When playing under DMT, I can push the car to its limit, while watching the horizon for new issues, while dodging and weaving local traffic. Without breaking a sweat. While getting a blow job from my then girlfriend and now wife. Hey, I needed to try. Just because you get old doesn't mean you have to grow up.
But in this case, I was simply going for driving, my gf wasn't there, and it was play time.
I take the hit. It's strong. When I do the extract, I know the strength can vary, but sometime I forget I can occasionally get one like this without warning.
I'm told that it was really tough for the boy to get the controller out of my hand, and he was worried I was going to break it. I was "clawed" and clenching. My GF is a nurse. The boy was about 3 minutes of waffling between calling an ambulance, calling her, or waiting it out. He did not know that DMT cannot kill you. Well, as long as you don't have a physical accident or puke / inhale vomit.
Inside, it was much different.
I woke up. I was lying on some type of gourney. There was something/somebody pushing it, but I could not see them. I leaned up for a better view. I was being rushed down a wide hall. It was very bright white ceiling and walls, high ceiling. The walls had rectangular cutouts, like they were wide openinging into rooms. There was a continuous stream of them on both sides.
In each room was a scene from my life being being experienced. I was in it, along with other people. But I could only see each room for about 1/4 of a second, and I had them on both sides, as I was zipping along. And then I realised: Wait a second, I didn't marry that one. And then I saw the rooms contained not just each moment of my life, but moments from all possible decision points in my life. I saw my grandkids with a girlfriend I didn't marry. And I was with them. And every decision point in between.
This went one of an unknown amount of time, but felt like several minutes. Lots of scenes to absorb.
The gourney slowed down, but continued to move, the cut out walls disappeared, and dimmed out, to be replaced with swirling colors. Then is stopped.
Let's see, what the fuck is happening?
I just got what seemed to be a classic life flashes before your eyes, but with some additional twists. Hmmm.
Dead. I must be dead. What the hell was with the decision point splits? Are they parallel universes, created on each decision? I guess I can see them when I'm dead in one of them. Hmmm. What's next? No fear, none. I simply accepted I was dead.

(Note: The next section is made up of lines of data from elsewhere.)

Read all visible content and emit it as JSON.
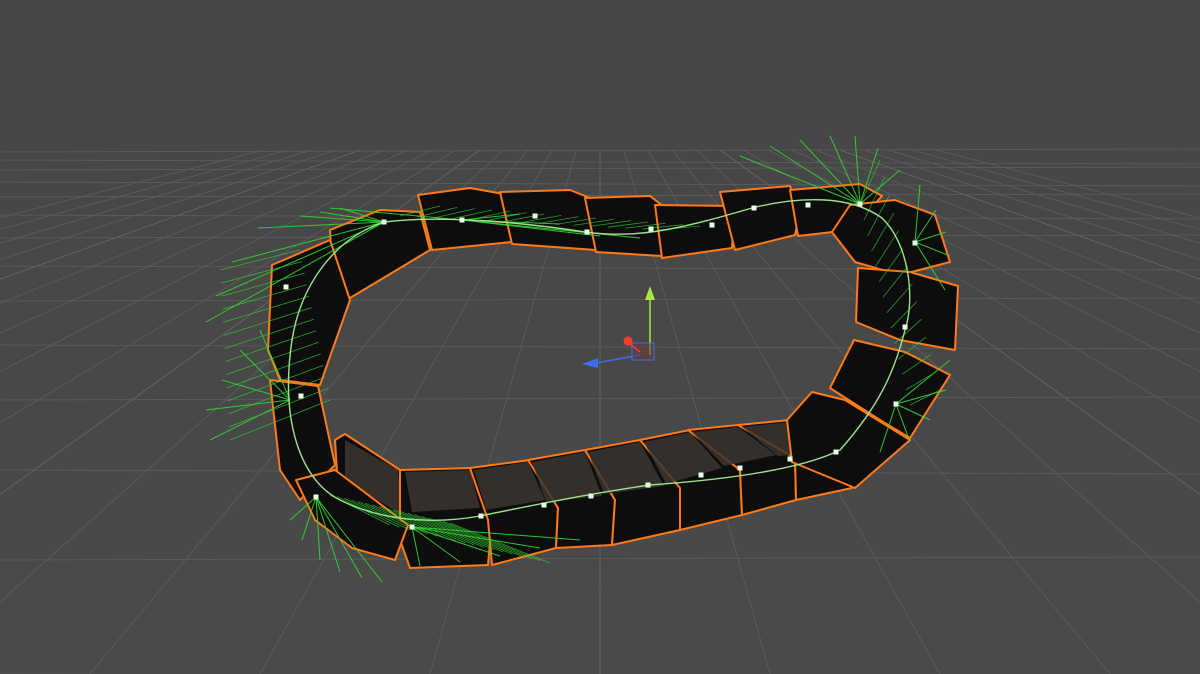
{
  "scene": {
    "view": "3d-viewport",
    "object": "tank-track",
    "colors": {
      "background": "#484848",
      "grid": "#5e5e5e",
      "grid_major": "#6a6a6a",
      "selection_outline": "#ff7a1a",
      "spline": "#9be38b",
      "tangent_lines": "#33d633",
      "control_points": "#e8ffe8",
      "track_pad": "#0d0d0d",
      "track_pad_inner": "#3c3631",
      "axis_y": "#a6e83d",
      "axis_z": "#3c6ff0",
      "axis_x": "#ff3b2b",
      "pivot_box": "#6a3a3a"
    },
    "icons": {
      "gizmo": "transform-gizmo-icon",
      "pivot": "pivot-icon"
    }
  }
}
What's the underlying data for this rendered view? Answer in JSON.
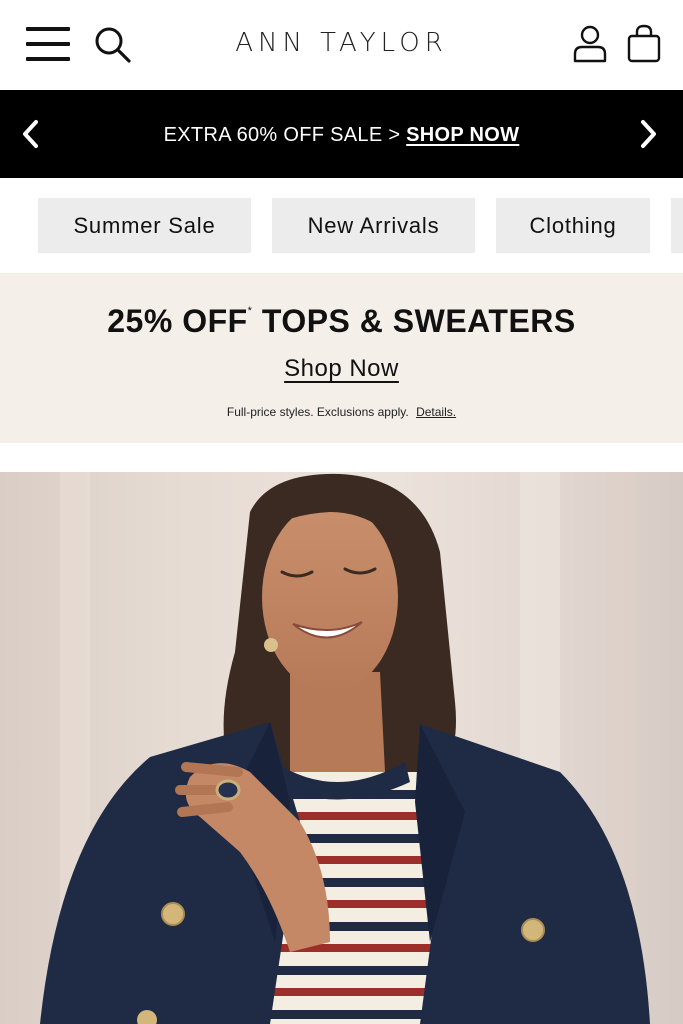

The light flashed on, blinding, and someone was standing there. I could only see their outline, along with the flowing colors emanating from them. Hmm, godlike apparition, makes sense. Yup, I'm dead.

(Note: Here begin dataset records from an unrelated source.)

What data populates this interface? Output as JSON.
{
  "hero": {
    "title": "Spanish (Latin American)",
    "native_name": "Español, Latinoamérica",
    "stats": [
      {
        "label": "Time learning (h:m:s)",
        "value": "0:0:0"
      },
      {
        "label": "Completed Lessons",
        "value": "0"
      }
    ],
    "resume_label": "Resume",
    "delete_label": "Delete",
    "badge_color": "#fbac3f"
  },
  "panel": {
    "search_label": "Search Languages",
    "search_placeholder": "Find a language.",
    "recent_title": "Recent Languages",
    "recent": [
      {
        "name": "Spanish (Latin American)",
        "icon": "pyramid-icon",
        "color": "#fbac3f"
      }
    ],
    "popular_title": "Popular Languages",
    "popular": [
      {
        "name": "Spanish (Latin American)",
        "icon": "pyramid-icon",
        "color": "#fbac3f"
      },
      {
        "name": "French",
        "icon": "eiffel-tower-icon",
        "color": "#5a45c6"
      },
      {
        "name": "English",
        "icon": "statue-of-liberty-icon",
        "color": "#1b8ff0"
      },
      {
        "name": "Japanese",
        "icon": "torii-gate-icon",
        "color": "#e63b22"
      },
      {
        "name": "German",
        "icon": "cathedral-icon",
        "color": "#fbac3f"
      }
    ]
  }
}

But then the godlike apparition solidified into my son, but he was older, wearing a lab coat, asking me what seemed to be orientation questions.
Hmm. Not dead? Back from dead? The boy's smart, but I doubt he's managed to actually get me a new body. I wonder how long I was dead. If not really resurrected, then what? Oh, I know, I must be a computer simulation of my conciousness that the boy coded up from a scan of my brain. Yeah, that makes sense, I'm good with that.
Again, how long have I been dead? He doesn't look that old. How much tech advancement has passed since I died? No way, he's too young. Shit, maybe I'm a pure code simulation. Am I sure? He quizzing me. I guess I can try to answer.
mumble mumble mumble. yes, I'm fine. What year is it?
He understands nothing. He's worried. Why?
The room coalesces back into something I recognize. Hmmmmm.
WOW!?!?!?!? That was DMT? And the hit setup returns into my memory, and it all makes sense again. And at that point I'm ok with death. It doesn't give the same uneasy thought sensation that it used to.